The United States is seeking to reinforce its leadership through cooperation with the region. In May last year, Washington fully repealed the “AI diffusion rule,” which had restricted exports of AI semiconductors to the Middle East. Around the same period, major technology executives—including Elon Musk (xAI), Jensen Huang (Nvidia), and Lisa Su (AMD)—accompanied President Donald Trump on a Middle East tour. During the visit, Nvidia announced it would supply 18,000 units of its GB300 AI servers to the Saudi sovereign fund–owned AI firm Humane Project and provide hundreds of thousands more over the next five years to support the construction of a 500-megawatt data center.
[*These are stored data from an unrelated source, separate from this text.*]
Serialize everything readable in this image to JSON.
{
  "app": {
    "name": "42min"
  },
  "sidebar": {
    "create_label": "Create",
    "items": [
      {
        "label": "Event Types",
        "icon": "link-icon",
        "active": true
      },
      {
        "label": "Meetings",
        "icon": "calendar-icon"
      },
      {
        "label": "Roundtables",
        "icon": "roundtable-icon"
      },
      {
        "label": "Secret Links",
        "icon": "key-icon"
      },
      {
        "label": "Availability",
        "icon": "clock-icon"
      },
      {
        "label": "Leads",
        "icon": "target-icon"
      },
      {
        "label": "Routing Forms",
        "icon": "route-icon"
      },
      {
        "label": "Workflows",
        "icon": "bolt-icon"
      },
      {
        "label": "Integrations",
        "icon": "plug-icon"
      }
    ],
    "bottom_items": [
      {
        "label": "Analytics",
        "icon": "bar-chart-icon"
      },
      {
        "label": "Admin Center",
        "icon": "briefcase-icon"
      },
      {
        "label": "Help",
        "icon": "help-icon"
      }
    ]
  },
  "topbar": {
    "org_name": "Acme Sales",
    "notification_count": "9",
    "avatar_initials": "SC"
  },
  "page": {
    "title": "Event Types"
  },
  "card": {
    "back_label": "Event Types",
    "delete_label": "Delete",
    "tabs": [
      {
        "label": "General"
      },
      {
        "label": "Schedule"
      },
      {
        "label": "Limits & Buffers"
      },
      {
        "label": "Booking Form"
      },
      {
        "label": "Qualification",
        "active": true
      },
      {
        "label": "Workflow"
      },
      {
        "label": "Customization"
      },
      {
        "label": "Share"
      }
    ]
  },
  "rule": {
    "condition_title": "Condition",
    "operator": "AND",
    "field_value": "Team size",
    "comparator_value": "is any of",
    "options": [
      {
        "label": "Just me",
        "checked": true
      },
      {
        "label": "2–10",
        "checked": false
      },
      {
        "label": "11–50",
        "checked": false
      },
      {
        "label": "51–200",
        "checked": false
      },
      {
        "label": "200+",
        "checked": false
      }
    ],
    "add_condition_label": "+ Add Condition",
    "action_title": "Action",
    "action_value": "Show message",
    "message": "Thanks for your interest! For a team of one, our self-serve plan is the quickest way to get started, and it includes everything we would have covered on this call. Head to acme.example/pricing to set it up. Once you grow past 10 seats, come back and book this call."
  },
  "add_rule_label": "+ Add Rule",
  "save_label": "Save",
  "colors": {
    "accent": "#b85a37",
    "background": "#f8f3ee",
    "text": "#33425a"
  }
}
China, meanwhile, has emphasized cost efficiency and supply chain dominance. CNBC cited Rory Green, chief China economist at TS Lombard, as saying that “the technological and AI monopoly the United States has enjoyed has already been broken by China,” adding that within five to ten years, a substantial portion of the world’s population could be operating on Chinese technology stacks rather than American ones. Demis Hassabis, CEO of Google DeepMind, similarly noted in a separate interview that Chinese AI models lag Western counterparts by only a few months.
The Middle East’s role directly influences this competitive dynamic. Research by market intelligence firm TRG found that the United States leads global AI infrastructure with computing capacity equivalent to 39.7 million Nvidia H100-class chips, followed by the UAE at 23.1 million and Saudi Arabia at 7.2 million. In terms of power capacity, the UAE operates AI data centers totaling 6,400 megawatts and Saudi Arabia 2,400 megawatts, far exceeding China’s 289 megawatts. These figures imply the potential for a shift in data processing sovereignty and AI training hubs. Whether Middle Eastern capital ultimately strengthens U.S. expansion strategies or enables China’s low-cost, large-scale ecosystem to absorb emerging markets could determine the future direction of global AI standards.